Nothing really stands out. The “futures” users (who we expect to be relatively advanced) may prioritize features and performance over documentation. But everyone agrees that more examples are the highest priority.

Common Feature Requests

For specific features, we made a list of things that we (as developers) thought might be important.


The clearest standout is how many people thought “Better NumPy/Pandas support” was “most critical”. In hindsight, it’d be good to have a followup fill-in field to undertand what each respondent meant by that. The parsimonious interpretion is “cover more of the NumPy / pandas API”.

“Ease of deployment” had a high proportion of “critical to me”. Again in hindsight, I notice a bit of ambiguity. Does this mean people want Dask to be easier to deploy? Or does this mean that Dask, which they currently find easy to deploy, is critically important?
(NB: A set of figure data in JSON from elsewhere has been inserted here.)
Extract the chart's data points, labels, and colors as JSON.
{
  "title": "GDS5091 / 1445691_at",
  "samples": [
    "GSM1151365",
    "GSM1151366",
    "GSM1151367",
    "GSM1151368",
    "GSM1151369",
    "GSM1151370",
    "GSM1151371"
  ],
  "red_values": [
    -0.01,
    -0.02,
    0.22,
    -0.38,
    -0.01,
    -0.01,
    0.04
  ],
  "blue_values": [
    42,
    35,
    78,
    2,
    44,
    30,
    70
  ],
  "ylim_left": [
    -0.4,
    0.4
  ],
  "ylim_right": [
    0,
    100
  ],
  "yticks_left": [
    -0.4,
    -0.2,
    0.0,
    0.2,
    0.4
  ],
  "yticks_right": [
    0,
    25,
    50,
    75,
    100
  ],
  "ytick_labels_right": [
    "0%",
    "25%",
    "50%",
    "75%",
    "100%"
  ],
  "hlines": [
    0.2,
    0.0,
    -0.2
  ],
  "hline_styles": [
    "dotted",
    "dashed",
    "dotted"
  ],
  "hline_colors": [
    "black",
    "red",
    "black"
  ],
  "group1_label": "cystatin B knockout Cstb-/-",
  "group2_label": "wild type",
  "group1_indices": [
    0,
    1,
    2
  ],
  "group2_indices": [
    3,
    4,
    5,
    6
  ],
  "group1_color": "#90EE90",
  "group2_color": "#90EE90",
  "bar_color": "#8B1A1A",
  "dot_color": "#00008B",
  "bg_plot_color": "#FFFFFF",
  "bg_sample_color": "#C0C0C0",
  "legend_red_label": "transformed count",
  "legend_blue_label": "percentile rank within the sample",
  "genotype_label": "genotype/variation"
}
Regardless, we can prioritize simplicity in deployment.

Relatively few respondents care about things like “Managing many users”, though we expect that this would be relatively popular among system administartors, who are a smaller population.

And of course, we have people pushing Dask to its limits for whom “Improving scaling” is critically important.

What other systems do you use?

A relatively high proportion of respondents use Python 3 (97% compared to 84% in the most recent Python Developers Survey).

3    97.29%
2     2.71%
Name: Python 2 or 3?, dtype: object

We were a bit surprised to see that SSH is the most popular “cluster resource manager”.

SSH                                                       98
Kubernetes                                                73
HPC resource manager (SLURM, PBS, SGE, LSF or similar)    61
My workplace has a custom solution for this               23
I don't know, someone else does this for me               16
Hadoop / Yarn / EMR                                       14
Name: If you use a cluster, how do you launch Dask? , dtype: int64

How does cluster-resource manager compare with API usage?

Dask APIs Array Bag DataFrame Delayed Futures ML Xarray
If you use a cluster, how do you launch Dask?
Custom 15 6 18 17 14 6 7
HPC 50 13 40 40 22 11 30
Hadoop / Yarn / EMR 7 6 12 8 4 7 3
Kubernetes 40 18 56 47 37 26 21
SSH 61 23 72 58 32 30 25

HPC users are relatively heavy users of dask.array and xarray.

Somewhat surprisingly, Dask’s heaviest users find dask stable enough. Perhaps they’ve pushed past the bugs and found workarounds (percentages are normalized by row).



  1. We should prioritize improving and expanding our documentation and examples. This may be accomplished by Dask maintainers seeking examples from the community. Many of the examples on https://examples.dask.org were developed by domain specialist who use Dask.
  2. Improved scaling to larger problems is important, but we shouldn’t sacrifice the single-machine usecase to get there.
  3. Both interactive and batch workflows are important.
  4. Dask’s various sub-communities are more similar than they are different.

Thanks again to all the respondents. We look forward to repeating this process to identify trends over time.